Stream 21
21. Causal Inference in Social Policy Analysis
Thomas Biegert (London School of Economics and Political Science)
Elias Naumann (GESIS Leibiz Institute for the Social Sciences & University of Mannheim)
Social policy analysis at heart is interested in identifying causal relationships. We are interested in the reasons for policy changes, we are interested in policy effects, we are interested in why some policies are more popular than others. Yet, social policy analysis has been struggling with the establishment of causal relationships because it has to deal with a special set of problems. We often encounter issues such as collinearity, multiple alternative explanations, and limited variation in our explanatory variables as a consequence of the country-comparative setup of our research. Over the past decades, the social sciences have witnessed a surge in studies aiming to isolate causal effects. By applying the so-called potential outcomes framework of causality, this wave of research does not overly emphasize advanced econometric models but puts the focus on research design. Based on the "gold standard" of randomized experiments it brings along a distinct way of thinking about how to set up studies and how we can identify causal relationships. Moreover, with the emergence of further practical tools and methods, such as directed acyclic graphs, and better data availability, more and more analyses of social policies have come to tackle these issues and are able to identify causal relationships in our research field. This stream aims to foster exchange between researchers in comparative social policy analysis who put a special focus on causal analysis.

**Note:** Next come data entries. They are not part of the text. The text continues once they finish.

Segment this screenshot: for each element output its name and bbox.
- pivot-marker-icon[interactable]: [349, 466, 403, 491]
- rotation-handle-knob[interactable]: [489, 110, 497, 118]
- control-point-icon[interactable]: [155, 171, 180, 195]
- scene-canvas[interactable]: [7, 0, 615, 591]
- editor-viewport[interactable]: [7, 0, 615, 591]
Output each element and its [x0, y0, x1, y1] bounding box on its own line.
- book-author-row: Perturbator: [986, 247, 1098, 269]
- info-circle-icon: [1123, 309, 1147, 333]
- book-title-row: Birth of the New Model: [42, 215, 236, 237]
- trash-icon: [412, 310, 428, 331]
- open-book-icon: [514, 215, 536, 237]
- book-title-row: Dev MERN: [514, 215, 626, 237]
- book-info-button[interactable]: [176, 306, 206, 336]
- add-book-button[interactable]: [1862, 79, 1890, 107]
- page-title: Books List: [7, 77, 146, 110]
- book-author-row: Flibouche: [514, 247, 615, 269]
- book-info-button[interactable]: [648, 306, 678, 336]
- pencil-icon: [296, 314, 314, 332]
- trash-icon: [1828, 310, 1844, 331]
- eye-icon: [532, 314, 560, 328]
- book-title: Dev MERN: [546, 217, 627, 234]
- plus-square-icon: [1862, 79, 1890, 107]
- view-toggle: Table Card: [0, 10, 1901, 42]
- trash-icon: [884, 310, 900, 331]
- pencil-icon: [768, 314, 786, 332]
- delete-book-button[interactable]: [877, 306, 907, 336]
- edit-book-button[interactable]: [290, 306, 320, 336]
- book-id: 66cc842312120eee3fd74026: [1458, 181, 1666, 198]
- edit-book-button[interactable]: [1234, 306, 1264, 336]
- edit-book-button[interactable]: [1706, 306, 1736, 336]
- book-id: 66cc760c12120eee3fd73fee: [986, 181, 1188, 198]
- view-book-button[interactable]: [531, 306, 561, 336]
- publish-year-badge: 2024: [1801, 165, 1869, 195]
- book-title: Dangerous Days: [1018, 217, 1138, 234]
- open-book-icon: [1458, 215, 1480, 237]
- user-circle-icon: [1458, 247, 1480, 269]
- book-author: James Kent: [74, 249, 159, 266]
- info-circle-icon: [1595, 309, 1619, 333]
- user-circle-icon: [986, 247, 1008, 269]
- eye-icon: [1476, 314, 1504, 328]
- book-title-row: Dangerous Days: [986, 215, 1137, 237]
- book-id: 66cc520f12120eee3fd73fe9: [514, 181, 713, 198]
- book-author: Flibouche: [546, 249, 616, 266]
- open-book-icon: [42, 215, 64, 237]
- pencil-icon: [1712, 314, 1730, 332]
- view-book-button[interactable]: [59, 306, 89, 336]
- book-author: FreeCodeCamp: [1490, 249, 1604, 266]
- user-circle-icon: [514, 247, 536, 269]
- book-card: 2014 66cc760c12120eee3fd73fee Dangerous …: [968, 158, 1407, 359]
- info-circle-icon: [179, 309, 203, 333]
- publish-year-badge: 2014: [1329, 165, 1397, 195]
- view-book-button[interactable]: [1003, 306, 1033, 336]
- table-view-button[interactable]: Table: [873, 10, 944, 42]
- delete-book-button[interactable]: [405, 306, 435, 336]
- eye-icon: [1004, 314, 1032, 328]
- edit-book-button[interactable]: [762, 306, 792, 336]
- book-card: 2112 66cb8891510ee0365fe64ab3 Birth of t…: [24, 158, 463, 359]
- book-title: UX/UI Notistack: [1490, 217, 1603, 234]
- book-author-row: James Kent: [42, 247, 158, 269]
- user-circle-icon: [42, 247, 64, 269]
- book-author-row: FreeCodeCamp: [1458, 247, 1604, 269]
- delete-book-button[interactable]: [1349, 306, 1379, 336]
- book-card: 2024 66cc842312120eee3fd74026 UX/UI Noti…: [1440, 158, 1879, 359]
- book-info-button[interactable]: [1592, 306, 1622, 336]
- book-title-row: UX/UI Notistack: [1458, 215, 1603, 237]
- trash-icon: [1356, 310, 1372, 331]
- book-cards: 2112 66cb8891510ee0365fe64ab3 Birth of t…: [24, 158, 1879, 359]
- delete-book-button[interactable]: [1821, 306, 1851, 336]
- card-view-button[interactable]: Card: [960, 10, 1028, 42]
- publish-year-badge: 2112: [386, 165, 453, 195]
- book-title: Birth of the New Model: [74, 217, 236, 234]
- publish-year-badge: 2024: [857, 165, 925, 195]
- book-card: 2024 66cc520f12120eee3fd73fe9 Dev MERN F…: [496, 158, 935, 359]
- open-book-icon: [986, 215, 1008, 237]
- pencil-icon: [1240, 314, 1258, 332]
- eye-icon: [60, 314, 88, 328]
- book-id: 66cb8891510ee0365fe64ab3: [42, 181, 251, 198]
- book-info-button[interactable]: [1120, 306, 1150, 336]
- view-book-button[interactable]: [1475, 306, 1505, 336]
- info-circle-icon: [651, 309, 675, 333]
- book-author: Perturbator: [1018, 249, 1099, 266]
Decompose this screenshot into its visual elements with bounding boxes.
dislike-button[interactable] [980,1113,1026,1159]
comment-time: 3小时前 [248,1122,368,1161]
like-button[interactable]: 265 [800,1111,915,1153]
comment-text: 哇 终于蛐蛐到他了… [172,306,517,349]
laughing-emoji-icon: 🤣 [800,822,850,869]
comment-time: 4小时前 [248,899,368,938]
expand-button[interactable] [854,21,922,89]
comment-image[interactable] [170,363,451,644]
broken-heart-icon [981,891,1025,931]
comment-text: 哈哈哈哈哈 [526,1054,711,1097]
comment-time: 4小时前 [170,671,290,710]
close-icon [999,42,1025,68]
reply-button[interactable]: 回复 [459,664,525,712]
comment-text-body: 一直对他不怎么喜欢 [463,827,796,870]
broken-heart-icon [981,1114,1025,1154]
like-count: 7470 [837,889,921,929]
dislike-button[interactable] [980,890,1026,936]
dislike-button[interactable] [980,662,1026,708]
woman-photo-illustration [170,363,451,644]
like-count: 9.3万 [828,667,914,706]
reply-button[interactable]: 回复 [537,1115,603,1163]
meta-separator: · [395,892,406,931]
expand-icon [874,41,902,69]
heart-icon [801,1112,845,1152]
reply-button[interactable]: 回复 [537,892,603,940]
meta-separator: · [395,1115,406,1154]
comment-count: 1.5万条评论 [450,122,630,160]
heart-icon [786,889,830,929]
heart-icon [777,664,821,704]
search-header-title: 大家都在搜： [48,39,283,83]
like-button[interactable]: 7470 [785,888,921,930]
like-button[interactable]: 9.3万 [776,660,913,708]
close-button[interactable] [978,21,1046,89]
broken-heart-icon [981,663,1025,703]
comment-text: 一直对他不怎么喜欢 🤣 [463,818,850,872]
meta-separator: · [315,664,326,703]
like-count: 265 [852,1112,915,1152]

In particular, we invite contributions relying on natural or quasi-experiments, survey experiments, matching, instrumental variables, fixed effects panel designs, difference-in-differences-approaches, and regression discontinuity designs.
The stream invites paper proposals from all fields of social policy research. Paper proposals should include the research question, theoretical background, and (first) results, but also provide specific detail on the analytical approach taken to establish causality. The stream is also open to contributions that aim to present research proposals and discuss research designs.